Como parte das investigações desencadeadas depois do sequestro de um ônibus da Auto Viação Jurema, na noite de terça-feira, agentes da 6ª DP (Cidade Nova), colherão, nesta quinta-feira, o depoimento do casal que foi sequestrado em seu carro pelo assaltante Clerivan da Silva Mesquita, o quarto integrante da quadrilha, que continua foragido. 

Segundo a distrital, a intenção é saber como o bandido agiu desde o momento em que foram rendidos, até o momento em que foram soltos, nas imediações da Favela de Manguinhos. A polícia também quer que o casal explique se o criminoso baleou alguém quando deixou o coletivo.

A polícia aguarda ainda o laudo da perícia para saber de que calibres são os tiros que atingiram o ônibus e se são os mesmos das armas dos PMs. Agentes continuam a fazer buscas ao quarto criminoso que assaltou o veículo e está foragido.

O crime

Durante entrevista coletiva, na tarde desta quarta-feira, o comandante geral da PM, Mário Sérgio Duarte, admitiu que os policiais militares envolvidos na ação quebraram o protocolo da corporação ao atirar contra a lataria do ônibus.  No entanto, ele alega que os PMs atiraram contra o ônibus para furar os pneus do veículo. Ainda segundo Mário Sérgio, os tiros só foram disparados depois que os marginais furaram o bloqueio feito pela polícia. 

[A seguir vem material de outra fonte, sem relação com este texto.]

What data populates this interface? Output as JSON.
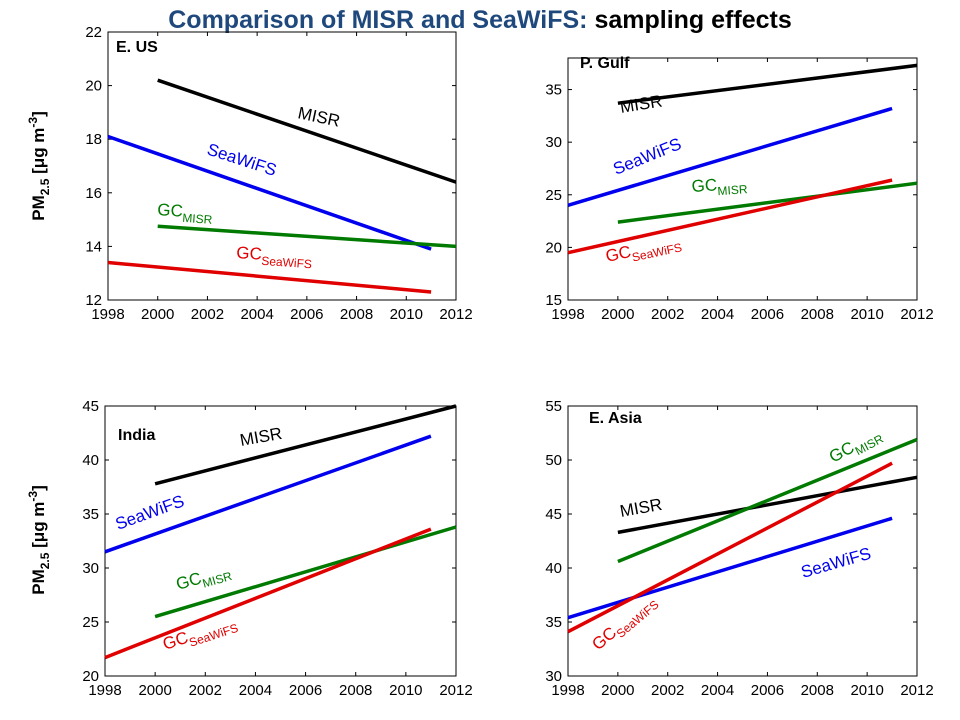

"Nós sabemos que o protocolo da PM diz que só se pode atirar em legítima defesa. No entanto, se os PMs não tivessem atirado nos pneus do ônibus, a ação poderia não ter tido êxito", disse Mário Sérgio. "Se tem pessoas inocentes feridas, houve erros, não há dúvidas. No entanto, só a perícia vai dizer se os tiros que feriram os passageiros foram feitos por policiais ou bandidos", declarou o oficial, antes do laudo preliminar ser divulgado.

O comandante garantiu que as armas dos policiais que dispararam contra o ônibus já foram recolhidas por investigadores da 6ª DP e vão passar por exames. Segundo ele, o ferimento de Liza Monica Pereira foi feito, segundo um cirurgião do Hospital Municipal Souza Aguiar, de cima para baixo, e que pode ter sido provocado pelos marginais.

Vítimas

Dentre os seis feridos no sequestro, o caso de Liza Monica Pereira, que foi baleada no tórax e está em estado grave, é o que inspira mais cuidados. Ela segue  no Centro de Terapia Intensiva do Hospital Souza Aguiar,no Centro, e não há previsão de alta. 

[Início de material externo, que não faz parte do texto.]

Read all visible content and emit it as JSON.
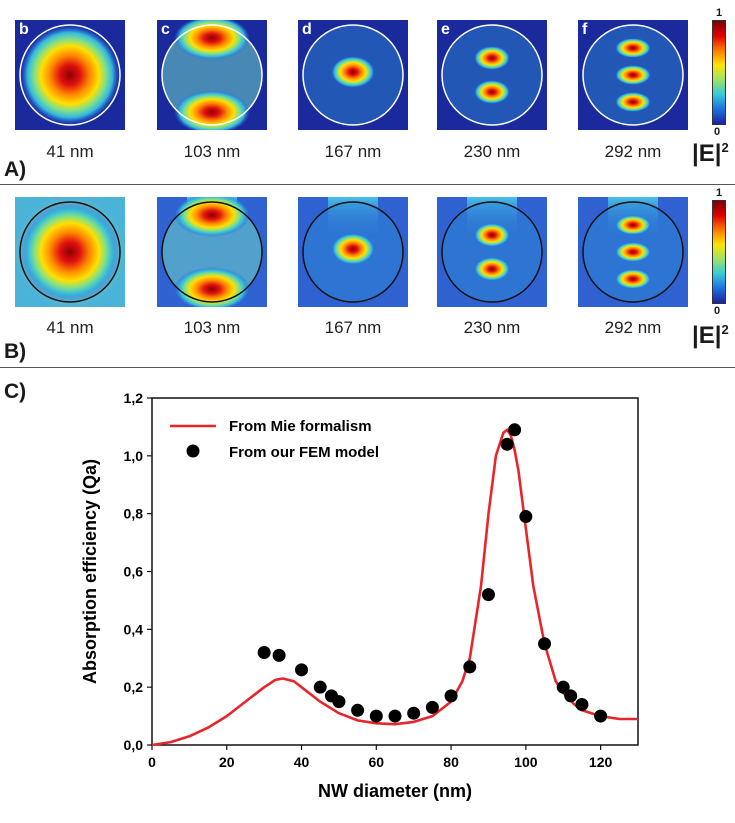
{
  "panelA": {
    "label": "A)",
    "letters": [
      "b",
      "c",
      "d",
      "e",
      "f"
    ],
    "captions": [
      "41 nm",
      "103 nm",
      "167 nm",
      "230 nm",
      "292 nm"
    ],
    "colorbar": {
      "max": "1",
      "min": "0",
      "label": "|E|",
      "exp": "2"
    }
  },
  "panelB": {
    "label": "B)",
    "captions": [
      "41 nm",
      "103 nm",
      "167 nm",
      "230 nm",
      "292 nm"
    ],
    "colorbar": {
      "max": "1",
      "min": "0",
      "label": "|E|",
      "exp": "2"
    }
  },
  "panelC": {
    "label": "C)"
  },
  "colors": {
    "mie": "#e8262a",
    "fem": "#000000",
    "field_low": "#1a23a0",
    "field_high": "#8b0000"
  },
  "chart_data": {
    "type": "line",
    "xlabel": "NW diameter (nm)",
    "ylabel": "Absorption efficiency (Qa)",
    "xlim": [
      0,
      130
    ],
    "ylim": [
      0,
      1.2
    ],
    "xticks": [
      "0",
      "20",
      "40",
      "60",
      "80",
      "100",
      "120"
    ],
    "yticks": [
      "0,0",
      "0,2",
      "0,4",
      "0,6",
      "0,8",
      "1,0",
      "1,2"
    ],
    "legend_position": "top-left",
    "grid": false,
    "series": [
      {
        "name": "From Mie formalism",
        "kind": "line",
        "x": [
          0,
          5,
          10,
          15,
          20,
          25,
          30,
          33,
          35,
          38,
          40,
          45,
          50,
          55,
          60,
          65,
          70,
          75,
          80,
          83,
          85,
          88,
          90,
          92,
          94,
          95,
          96,
          97,
          98,
          100,
          102,
          105,
          108,
          110,
          113,
          115,
          120,
          125,
          130
        ],
        "y": [
          0.0,
          0.01,
          0.03,
          0.06,
          0.1,
          0.15,
          0.2,
          0.225,
          0.23,
          0.22,
          0.2,
          0.15,
          0.11,
          0.085,
          0.075,
          0.072,
          0.08,
          0.1,
          0.15,
          0.22,
          0.3,
          0.55,
          0.8,
          1.0,
          1.08,
          1.09,
          1.07,
          1.02,
          0.95,
          0.75,
          0.55,
          0.35,
          0.22,
          0.18,
          0.14,
          0.12,
          0.1,
          0.09,
          0.09
        ]
      },
      {
        "name": "From our FEM model",
        "kind": "scatter",
        "x": [
          30,
          34,
          40,
          45,
          48,
          50,
          55,
          60,
          65,
          70,
          75,
          80,
          85,
          90,
          95,
          97,
          100,
          105,
          110,
          112,
          115,
          120
        ],
        "y": [
          0.32,
          0.31,
          0.26,
          0.2,
          0.17,
          0.15,
          0.12,
          0.1,
          0.1,
          0.11,
          0.13,
          0.17,
          0.27,
          0.52,
          1.04,
          1.09,
          0.79,
          0.35,
          0.2,
          0.17,
          0.14,
          0.1
        ]
      }
    ]
  }
}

Atingido no pescoço, Alcir Pereira, de 56 anos, está em observação na enfermaria na mesma unidade de saúde. Seu estado, segundo a Secretaria Municipal de Saúde, é estável. Fabiana Gomes da Silva, de 30 anos, passa bem. Ela levou um tiro nas nádegas. Um homem, cuja identificação ainda não foi divulgada, foi atingido de raspão na perna, mas como o ferimento não era grave, ele já foi liberado do hospital. 

Um policial militar, que estava num ponto de ônibus durante o sequestro, também ficou ferido durante a ação. Ele foi atingido na perna e desde a madrugada continua internado no Hospital Central da Polícia Militar, no Estácio (Zona Norte).